The meeting between AAD and Burundian choreographer Ciza Muhirwa of Ganura, Culture & Communication association was key in the development of the third phase of ‘Refugees on the move’ program in Burundi.

 

According to the ONPRA (National Office for the Protection of Refugees and Stateless Persons) Burundi hosts more than 43,800 refugees (as of June 2013). Most of them originate from neighbouring DRC and reside in four camps managed by UNHCR. Two camps are located in the northern provinces: Musasa camp in Muyinga and Songore camp in Ngozi. Bwagiriza camp and Kavumu camp are located in the Eastern provinces of respectively Ruyigi and Cankuzo.

 

Following a field research, Ciza Muhirwa decided together with the UNHCR Representative of Bujumbura and the head of the ‘ONPRA’ to set up a first dance workshop of a month long in Bwagiriza camp from November 28, 2013. Four groups of thirty people have been formed: one of Hip-Hop dance and three of traditional dances, including one made up of girls and young women. Each group benefit from a 5: 30 hours training daily taught by a dancer from the Ganura association.

 

During this first workshop and for a week, Burkinabe choreographer Salia Sanou is getting accustomed to the program ‘Refugees on the Move’ that he will set up himself in Burkina Faso. His reputation and availability have encouraged the Ganura team to ask him for a series of Master Class. The technical and choreographic input of Salia Sanou prove to be instrumental in the introduction of exercises that will fit in a more contemporary approach in the dance workshops.

Indeed, the young Burundian trainers never had the opportunity to encounter other aesthetics than the ones practiced in Burundi.
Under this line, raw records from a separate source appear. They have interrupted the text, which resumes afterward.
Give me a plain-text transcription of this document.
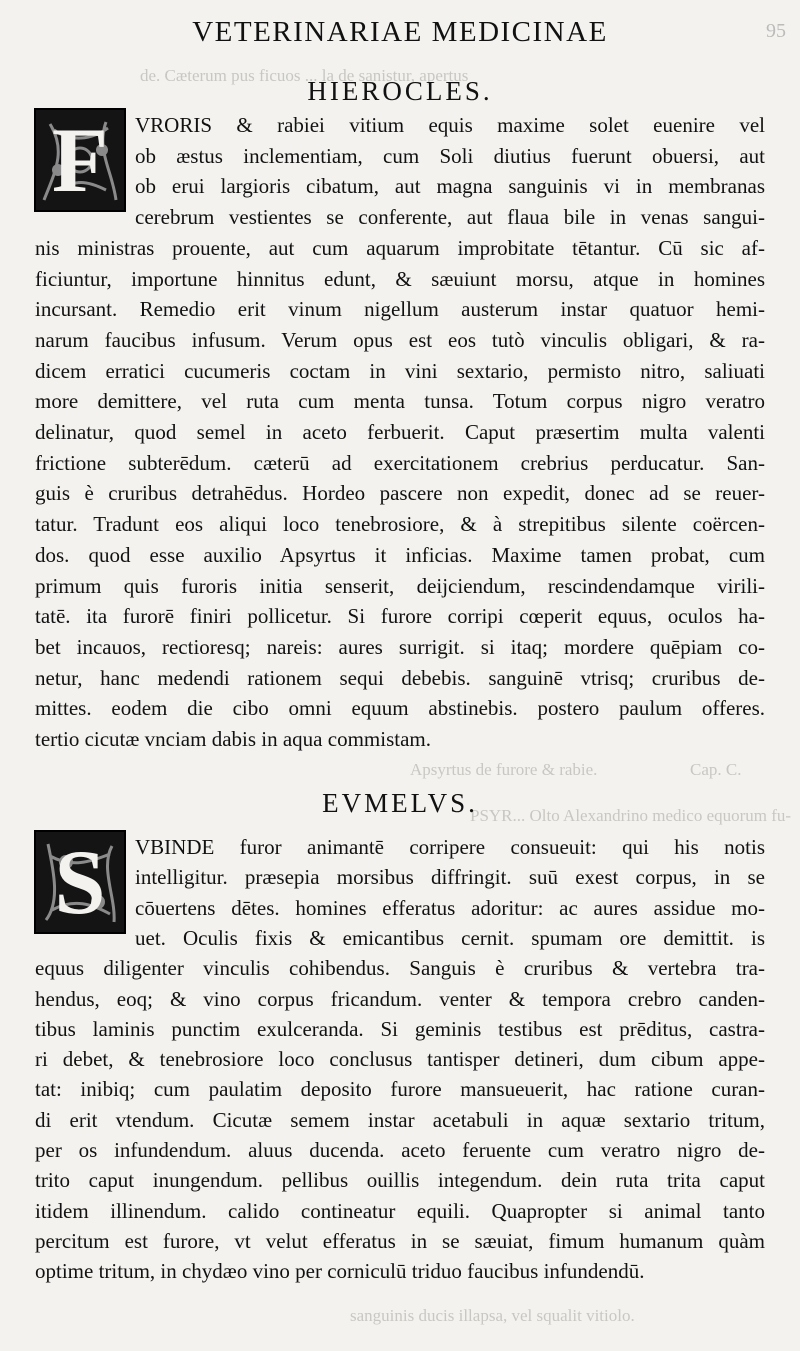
de. Cæterum pus ficuos ... la de sanistur, apertus
Apsyrtus de furore & rabie.	Cap. C.
PSYR... Olto Alexandrino medico equorum fu-
sanguinis ducis illapsa, vel squalit vitiolo.
95
VETERINARIAE MEDICINAE
HIEROCLES.
F	VRORIS & rabiei vitium equis maxime solet euenire vel
ob æstus inclementiam, cum Soli diutius fuerunt obuersi, aut
ob erui largioris cibatum, aut magna sanguinis vi in membranas
cerebrum vestientes se conferente, aut flaua bile in venas sangui-
nis ministras prouente, aut cum aquarum improbitate tētantur. Cū sic af-
ficiuntur, importune hinnitus edunt, & sæuiunt morsu, atque in homines
incursant. Remedio erit vinum nigellum austerum instar quatuor hemi-
narum faucibus infusum. Verum opus est eos tutò vinculis obligari, & ra-
dicem erratici cucumeris coctam in vini sextario, permisto nitro, saliuati
more demittere, vel ruta cum menta tunsa. Totum corpus nigro veratro
delinatur, quod semel in aceto ferbuerit. Caput præsertim multa valenti
frictione subterēdum. cæterū ad exercitationem crebrius perducatur. San-
guis è cruribus detrahēdus. Hordeo pascere non expedit, donec ad se reuer-
tatur. Tradunt eos aliqui loco tenebrosiore, & à strepitibus silente coërcen-
dos. quod esse auxilio Apsyrtus it inficias. Maxime tamen probat, cum
primum quis furoris initia senserit, deijciendum, rescindendamque virili-
tatē. ita furorē finiri pollicetur. Si furore corripi cœperit equus, oculos ha-
bet incauos, rectioresq; nareis: aures surrigit. si itaq; mordere quēpiam co-
netur, hanc medendi rationem sequi debebis. sanguinē vtrisq; cruribus de-
mittes. eodem die cibo omni equum abstinebis. postero paulum offeres.
tertio cicutæ vnciam dabis in aqua commistam.
EVMELVS.
S	VBINDE furor animantē corripere consueuit: qui his notis
intelligitur. præsepia morsibus diffringit. suū exest corpus, in se
cōuertens dētes. homines efferatus adoritur: ac aures assidue mo-
uet. Oculis fixis & emicantibus cernit. spumam ore demittit. is
equus diligenter vinculis cohibendus. Sanguis è cruribus & vertebra tra-
hendus, eoq; & vino corpus fricandum. venter & tempora crebro canden-
tibus laminis punctim exulceranda. Si geminis testibus est prēditus, castra-
ri debet, & tenebrosiore loco conclusus tantisper detineri, dum cibum appe-
tat: inibiq; cum paulatim deposito furore mansueuerit, hac ratione curan-
di erit vtendum. Cicutæ semem instar acetabuli in aquæ sextario tritum,
per os infundendum. aluus ducenda. aceto feruente cum veratro nigro de-
trito caput inungendum. pellibus ouillis integendum. dein ruta trita caput
itidem illinendum. calido contineatur equili. Quapropter si animal tanto
percitum est furore, vt velut efferatus in se sæuiat, fimum humanum quàm
optime tritum, in chydæo vino per corniculū triduo faucibus infundendū.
This contribution expands their educational approach and opens up their sense of belonging to the single cultural sphere of the Great Lake Region.

 

Given the positive outcomes and the great enthusiasm expressed by both the workshop participants and the camp residents of all age at the end of the workshop, it can be said that the first stage of the workshop was a success; the impact being even more so successful with the youth.

 

 

During this same workshop, Gervanne Leridon, co-president of AAD and Jean-Michel Champault visited Ganura’s team and the refugees in Bwagiriza.